1. A generic tracing buffer filtering and matching offloading engine
2. Directly transmit the tracing buffer to a remote tracer application

For example, my tracing use case DLM viewer [0], can use 1 to easily
“tag” each event according to specific trace event field key/values
pairs to completely offload this handling from the CPU. The use-case 2
can be used for distributed networking tracing e.g. my tracer is on a
remote machine running and expecting time synchronized traces. There
are probably more ideas around that can be taken from the networking
subsystem. Receiving the tracing buffer (after processed through the
NIC ASIC) AF_XDP could be used to get directly the data from the NIC
DMA. Bouncing buffers should be avoided as possible. I don’t want to
go more into the details but a NIC ASIC can be programmed, e.g.
matching is only a shift,mask and compare operation followed by an
action e.g. drop.
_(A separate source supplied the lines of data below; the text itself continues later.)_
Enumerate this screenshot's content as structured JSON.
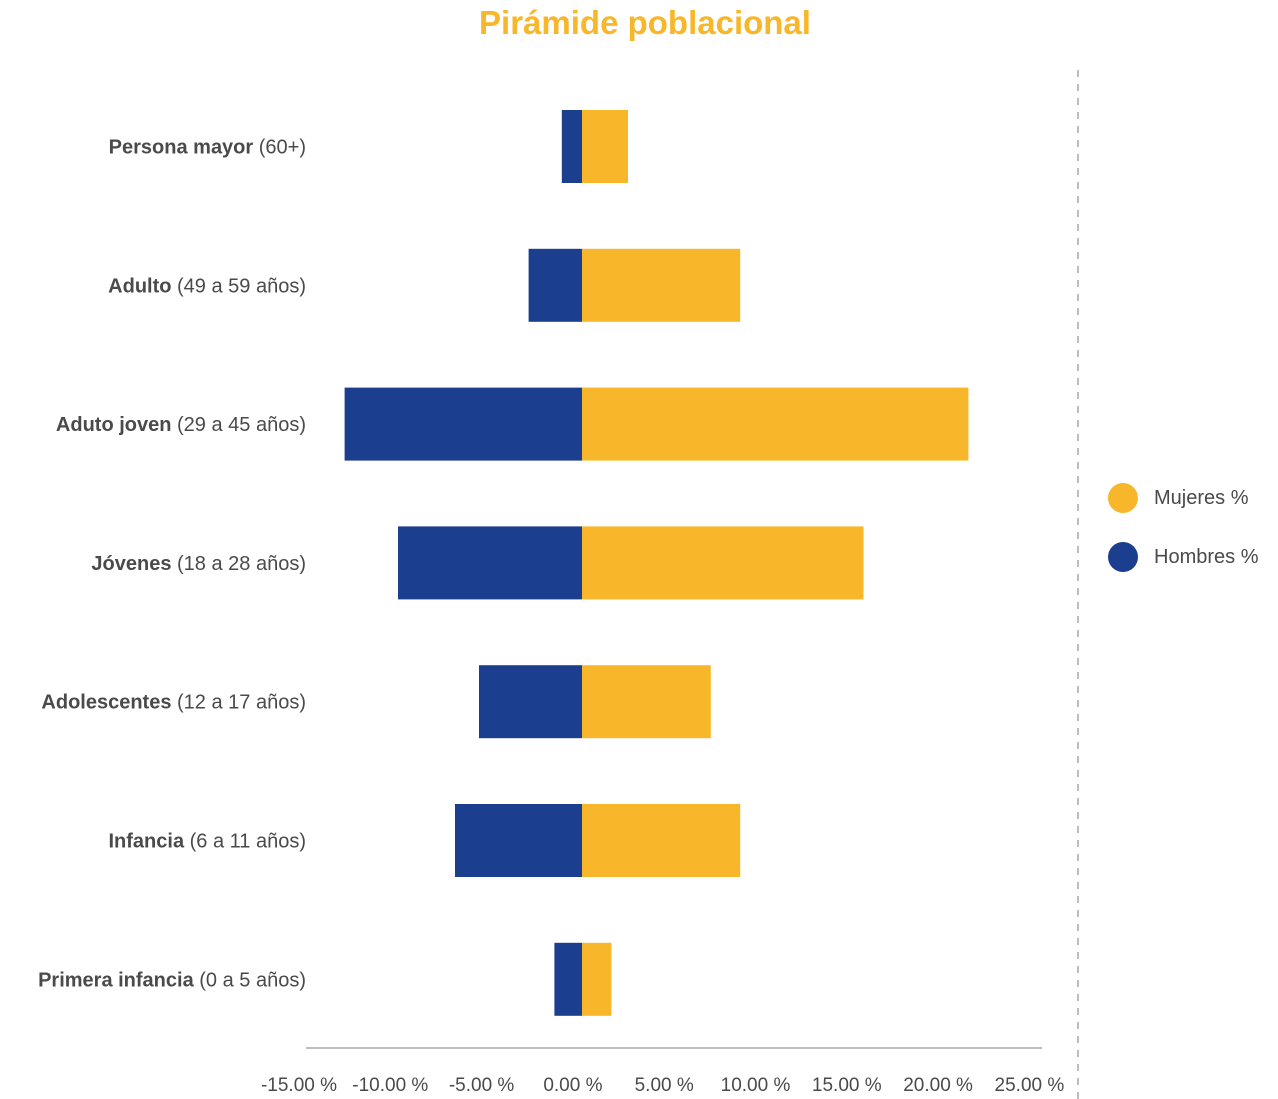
{
  "colors": {
    "mujeres": "#F8B72A",
    "hombres": "#1C3E8E",
    "axis": "#bdbdbd",
    "divider": "#bdbdbd"
  },
  "chart_data": {
    "type": "bar",
    "orientation": "horizontal",
    "title": "Pirámide poblacional",
    "categories": [
      {
        "bold": "Persona mayor",
        "rest": " (60+)"
      },
      {
        "bold": "Adulto",
        "rest": " (49 a 59 años)"
      },
      {
        "bold": "Aduto joven",
        "rest": " (29 a 45 años)"
      },
      {
        "bold": "Jóvenes",
        "rest": " (18 a 28 años)"
      },
      {
        "bold": "Adolescentes",
        "rest": " (12 a 17 años)"
      },
      {
        "bold": "Infancia",
        "rest": " (6 a 11 años)"
      },
      {
        "bold": "Primera infancia",
        "rest": " (0 a 5 años)"
      }
    ],
    "series": [
      {
        "name": "Mujeres %",
        "color": "#F8B72A",
        "values": [
          2.5,
          8.6,
          21.0,
          15.3,
          7.0,
          8.6,
          1.6
        ]
      },
      {
        "name": "Hombres %",
        "color": "#1C3E8E",
        "values": [
          -1.1,
          -2.9,
          -12.9,
          -10.0,
          -5.6,
          -6.9,
          -1.5
        ]
      }
    ],
    "xlim": [
      -15,
      25
    ],
    "xticks": [
      "-15.00 %",
      "-10.00 %",
      "-5.00 %",
      "0.00 %",
      "5.00 %",
      "10.00 %",
      "15.00 %",
      "20.00 %",
      "25.00 %"
    ],
    "xtick_values": [
      -15,
      -10,
      -5,
      0,
      5,
      10,
      15,
      20,
      25
    ],
    "legend_position": "right",
    "legend": [
      "Mujeres %",
      "Hombres %"
    ]
  }
}
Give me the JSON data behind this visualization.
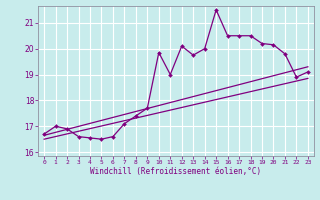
{
  "xlabel": "Windchill (Refroidissement éolien,°C)",
  "bg_color": "#c8ecec",
  "grid_color": "#ffffff",
  "line_color": "#800080",
  "spine_color": "#9090a0",
  "xlim": [
    -0.5,
    23.5
  ],
  "ylim": [
    15.85,
    21.65
  ],
  "yticks": [
    16,
    17,
    18,
    19,
    20,
    21
  ],
  "xticks": [
    0,
    1,
    2,
    3,
    4,
    5,
    6,
    7,
    8,
    9,
    10,
    11,
    12,
    13,
    14,
    15,
    16,
    17,
    18,
    19,
    20,
    21,
    22,
    23
  ],
  "series1_x": [
    0,
    1,
    2,
    3,
    4,
    5,
    6,
    7,
    8,
    9,
    10,
    11,
    12,
    13,
    14,
    15,
    16,
    17,
    18,
    19,
    20,
    21,
    22,
    23
  ],
  "series1_y": [
    16.7,
    17.0,
    16.9,
    16.6,
    16.55,
    16.5,
    16.6,
    17.1,
    17.4,
    17.7,
    19.85,
    19.0,
    20.1,
    19.75,
    20.0,
    21.5,
    20.5,
    20.5,
    20.5,
    20.2,
    20.15,
    19.8,
    18.9,
    19.1
  ],
  "trend1_x": [
    0,
    23
  ],
  "trend1_y": [
    16.65,
    19.3
  ],
  "trend2_x": [
    0,
    23
  ],
  "trend2_y": [
    16.5,
    18.85
  ]
}
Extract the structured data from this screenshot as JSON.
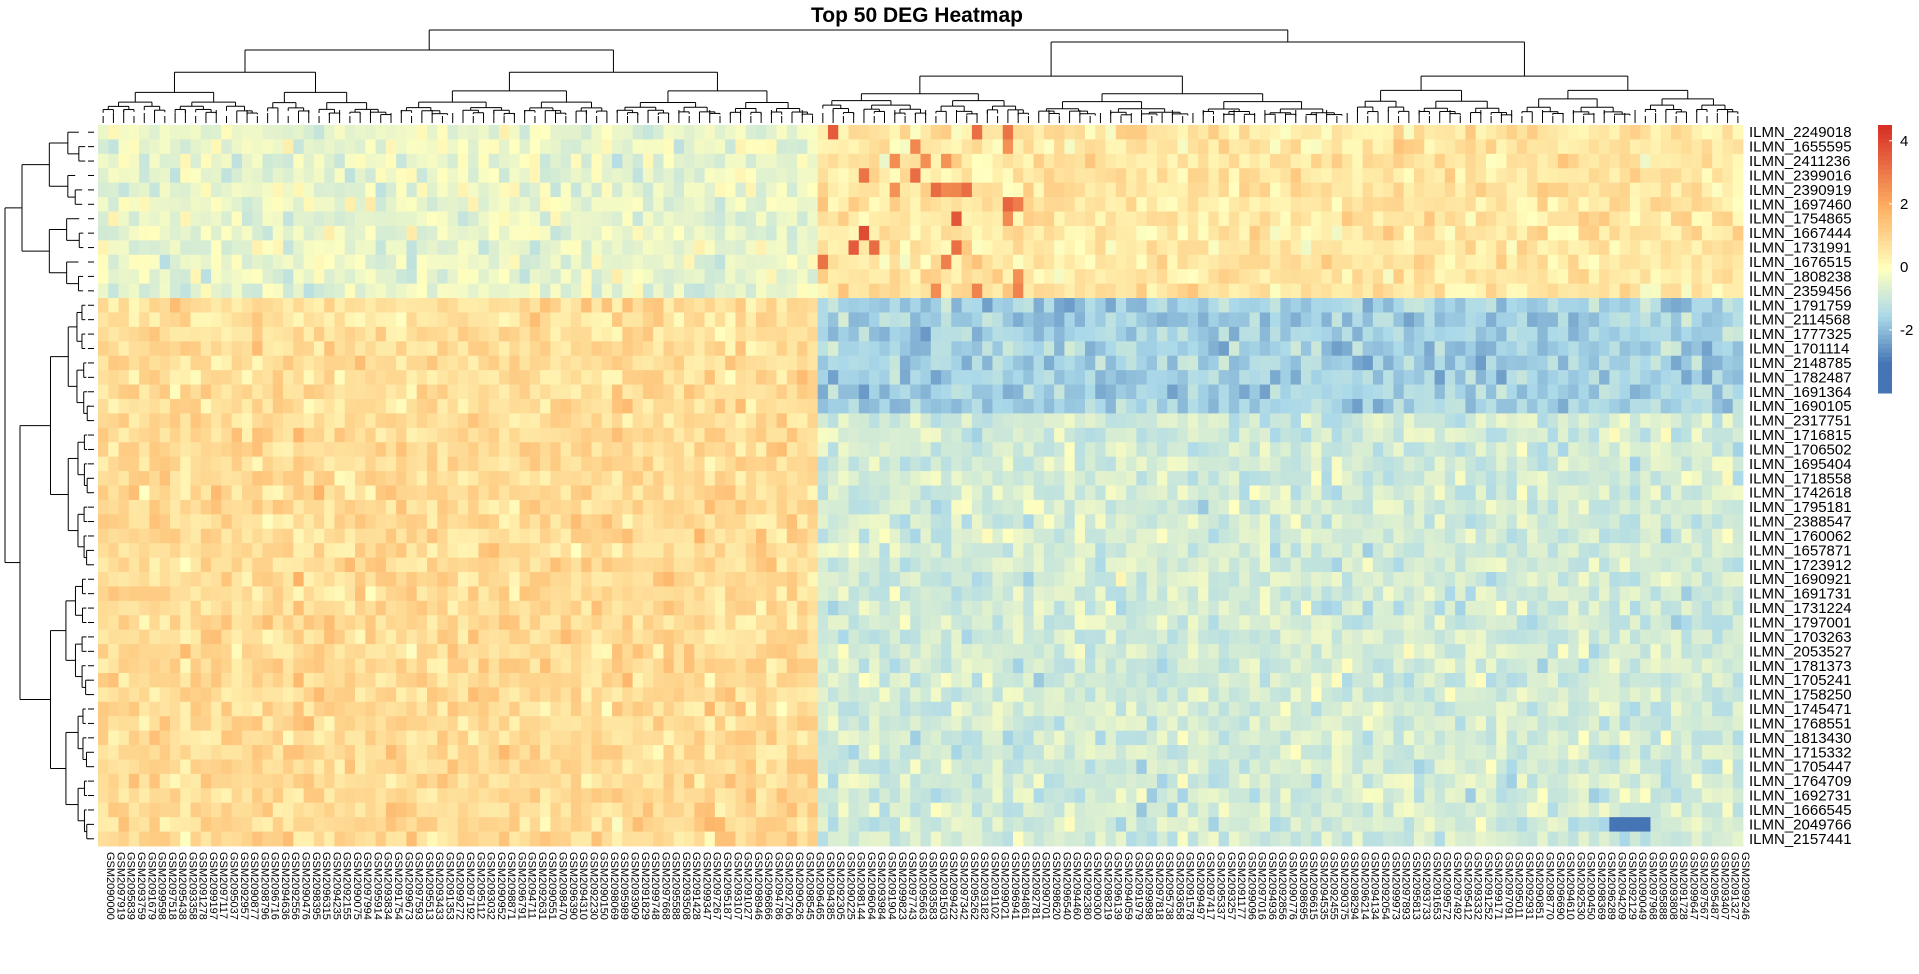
{
  "chart_data": {
    "type": "heatmap",
    "title": "Top 50 DEG Heatmap",
    "rows": [
      "ILMN_2249018",
      "ILMN_1655595",
      "ILMN_2411236",
      "ILMN_2399016",
      "ILMN_2390919",
      "ILMN_1697460",
      "ILMN_1754865",
      "ILMN_1667444",
      "ILMN_1731991",
      "ILMN_1676515",
      "ILMN_1808238",
      "ILMN_2359456",
      "ILMN_1791759",
      "ILMN_2114568",
      "ILMN_1777325",
      "ILMN_1701114",
      "ILMN_2148785",
      "ILMN_1782487",
      "ILMN_1691364",
      "ILMN_1690105",
      "ILMN_2317751",
      "ILMN_1716815",
      "ILMN_1706502",
      "ILMN_1695404",
      "ILMN_1718558",
      "ILMN_1742618",
      "ILMN_1795181",
      "ILMN_2388547",
      "ILMN_1760062",
      "ILMN_1657871",
      "ILMN_1723912",
      "ILMN_1690921",
      "ILMN_1691731",
      "ILMN_1731224",
      "ILMN_1797001",
      "ILMN_1703263",
      "ILMN_2053527",
      "ILMN_1781373",
      "ILMN_1705241",
      "ILMN_1758250",
      "ILMN_1745471",
      "ILMN_1768551",
      "ILMN_1813430",
      "ILMN_1715332",
      "ILMN_1705447",
      "ILMN_1764709",
      "ILMN_1692731",
      "ILMN_1666545",
      "ILMN_2049766",
      "ILMN_2157441"
    ],
    "column_count": 160,
    "column_label_prefix": "GSM",
    "groups": [
      {
        "columns": [
          0,
          70
        ],
        "block_values": [
          -0.4,
          0.8,
          0.9
        ]
      },
      {
        "columns": [
          70,
          160
        ],
        "block_values": [
          0.6,
          -1.6,
          -0.8
        ]
      }
    ],
    "row_blocks": [
      {
        "rows": [
          0,
          12
        ],
        "pattern": "mixed, elevated in right cluster"
      },
      {
        "rows": [
          12,
          20
        ],
        "pattern": "up-left / down-right"
      },
      {
        "rows": [
          20,
          50
        ],
        "pattern": "up-left / down-right (milder)"
      }
    ],
    "color_scale": {
      "min": -4,
      "max": 4.5,
      "stops": [
        {
          "value": -3,
          "color": "#4575b4"
        },
        {
          "value": -1.5,
          "color": "#abd9e9"
        },
        {
          "value": 0,
          "color": "#ffffbf"
        },
        {
          "value": 2,
          "color": "#fdae61"
        },
        {
          "value": 4.5,
          "color": "#d73027"
        }
      ],
      "ticks": [
        "4",
        "2",
        "0",
        "-2"
      ]
    },
    "dendrograms": {
      "rows": true,
      "columns": true
    },
    "legend": "right"
  }
}
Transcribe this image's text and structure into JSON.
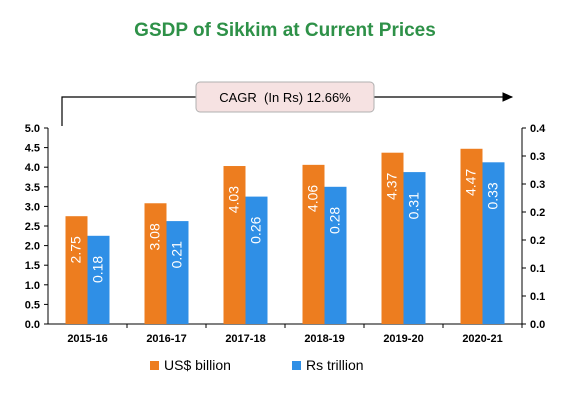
{
  "chart_data": {
    "type": "bar",
    "title": "GSDP of Sikkim at Current Prices",
    "annotation": "CAGR  (In Rs) 12.66%",
    "categories": [
      "2015-16",
      "2016-17",
      "2017-18",
      "2018-19",
      "2019-20",
      "2020-21"
    ],
    "series": [
      {
        "name": "US$ billion",
        "axis": "left",
        "color": "#ED7D1F",
        "values": [
          2.75,
          3.08,
          4.03,
          4.06,
          4.37,
          4.47
        ]
      },
      {
        "name": "Rs trillion",
        "axis": "right",
        "color": "#2F8FE6",
        "values": [
          0.18,
          0.21,
          0.26,
          0.28,
          0.31,
          0.33
        ]
      }
    ],
    "ylim_left": [
      0,
      5.0
    ],
    "yticks_left": [
      "0.0",
      "0.5",
      "1.0",
      "1.5",
      "2.0",
      "2.5",
      "3.0",
      "3.5",
      "4.0",
      "4.5",
      "5.0"
    ],
    "ylim_right": [
      0,
      0.4
    ],
    "yticks_right": [
      "0.0",
      "0.1",
      "0.1",
      "0.2",
      "0.2",
      "0.3",
      "0.3",
      "0.4"
    ],
    "legend_position": "bottom",
    "grid": false,
    "colors": {
      "title": "#2E9148",
      "axis": "#000000",
      "annotation_bg": "#F6E2E2",
      "annotation_border": "#B0B0B0"
    }
  }
}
How it will look in detail I am not sure yet, but I
hope the idea is clear so far. :)

I would simply start with trying introducing a tracing networking
interface (as my current software NIC), put trace events into skb,
loopback them into my tracing networking interface and run wireshark
on it. Then try to use software parts of the networking subsystem to
filter trace events out and see if it works in theory. Bringing it to
real hardware, doing it on real NIC DMA rings and offloading the
filter/matching operations is another future step. For my remote
tracer application and time synchronized tracing, I am sure. I can get
more metadata involved into my trace events that are coming from time
sensitive networking equipment - this is definitely something I would
like to look into.

So that's it about the idea that I have and I am asking for any comments.

Does this sound like a useful thing?

Can something already be done with splice(), etc. and direct the
tracing buffer to the NIC DMA over user space (without bouncing
buffers)?

Somebody already had a similar idea?